Son entrevistas en profundidad, aunque luego me pedían reducir una conversación de tres horas a 700 u 800 palabras, con Martin Amis, por ejemplo. Debería escribir un libro reuniendo mis entrevistas. Son muchas y entre todas constituirían un curioso canon. Lo interesante es que todos te llevan a 'la cocina del infierno' y te describen el complicado proceso de escritura, que es muy distinto según qué escritor lo lleve a cabo.
 
Una entrevista que me resultó particularmente fascinante fue con Tom Waits, que es mago de la palabra, además de un músico extraordinario, con un profundo instinto teatral. Me pasé tres días dando vueltas en coche por los alrededores de Petaluma y al final pasé tres horas con él en un bar de carretera.
 
¿Cómo fue su paso por el Instituto Cervantes de Nueva York, y qué pros y contras tiene esta institución como promotora de la lengua castellana y su actividad? Llevaba 20 años en Nueva York cuando me ofrecieron el cargo, y me lo tomé como una responsabilidad. Sentí que era mi obligación poner en contacto a las fuerzas vivas de expresión hispánica con las anglosajonas.

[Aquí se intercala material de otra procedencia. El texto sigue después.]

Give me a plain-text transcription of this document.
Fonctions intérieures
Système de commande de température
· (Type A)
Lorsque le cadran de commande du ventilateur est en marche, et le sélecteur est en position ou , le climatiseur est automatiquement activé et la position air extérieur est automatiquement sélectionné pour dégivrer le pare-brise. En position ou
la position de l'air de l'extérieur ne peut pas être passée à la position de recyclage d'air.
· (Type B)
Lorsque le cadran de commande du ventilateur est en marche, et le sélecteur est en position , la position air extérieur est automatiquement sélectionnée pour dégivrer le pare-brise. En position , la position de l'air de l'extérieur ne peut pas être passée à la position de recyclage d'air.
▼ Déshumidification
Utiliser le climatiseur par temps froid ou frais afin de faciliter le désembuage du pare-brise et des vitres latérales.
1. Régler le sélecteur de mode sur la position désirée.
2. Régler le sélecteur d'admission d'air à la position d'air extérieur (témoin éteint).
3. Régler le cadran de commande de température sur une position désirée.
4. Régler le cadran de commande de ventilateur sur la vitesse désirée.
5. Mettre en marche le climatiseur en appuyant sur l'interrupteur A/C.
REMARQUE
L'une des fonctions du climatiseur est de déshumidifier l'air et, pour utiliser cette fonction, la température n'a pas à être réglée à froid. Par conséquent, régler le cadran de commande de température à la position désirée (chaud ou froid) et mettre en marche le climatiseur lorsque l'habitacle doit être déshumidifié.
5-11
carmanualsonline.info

Lo que recuerdo con más agrado fue la colaboración con el PEN, el festival Voces del Mundo, que auspiciaba Salman Rushdie.
 
La rueda de prensa se hacía en el Instituto, al que llegaban más de 200 escritores de todo el mundo, escritores con preocupaciones de signo político, activistas. Dentro de ese marco participaban muchos escritores latinos (hispanos de EEUU), latinoamericanos y españoles. La mezcla era sumamente positiva, y se trataba de infiltrarse en el tejido cultural de la ciudad, cosa que no resulta fácil. Fue una experiencia sumamente interesante, me asomé a mundos que no hubiera conocido, y traté a gente de gran interés en un contexto profesional.
 
¿Nos recomienda una ruta literaria por Nueva York? Voy a improvisar, lo cual es garantía segura de olvidos. Hay libros que proponen itinerarios literarios por Nueva York, y vale la pena comprar uno, estando allí y seguir algunas indicaciones. El sitio adecuado para hacerse con el libro es Strand, en la 12 con Broadway. Me daría una vuelta por Gramercy Park, donde sólo se puede entrar si se tiene llave, pero hay clubes literarios cerca. Me tomaría un Martini en el Hotel Algonquin, en 'mid-town'. Iría a la Biblioteca Pública de la calle 42; visitaría la Morgan Library, y vería lo que se estuviera exponiendo en ese momento.
 
Y me iría a leer el libro de Truman Capote sobre Brooklyn Heights sentado en un banco de la Promenade, después de atravesar a pie el puente de Brooklyn, que hoy está tan atestado de gente como las Ramblas. Y callejearía incesantemente por Manhattan y Brooklyn. La historia literaria de NY es grandiosa y reproducirla callejeando, y yendo a bares, por ejemplo, es fantástico. Yo me iría a Red Hook, barrio antaño oscuro y peligroso. Aún conserva algo del encanto del viejo Brooklyn.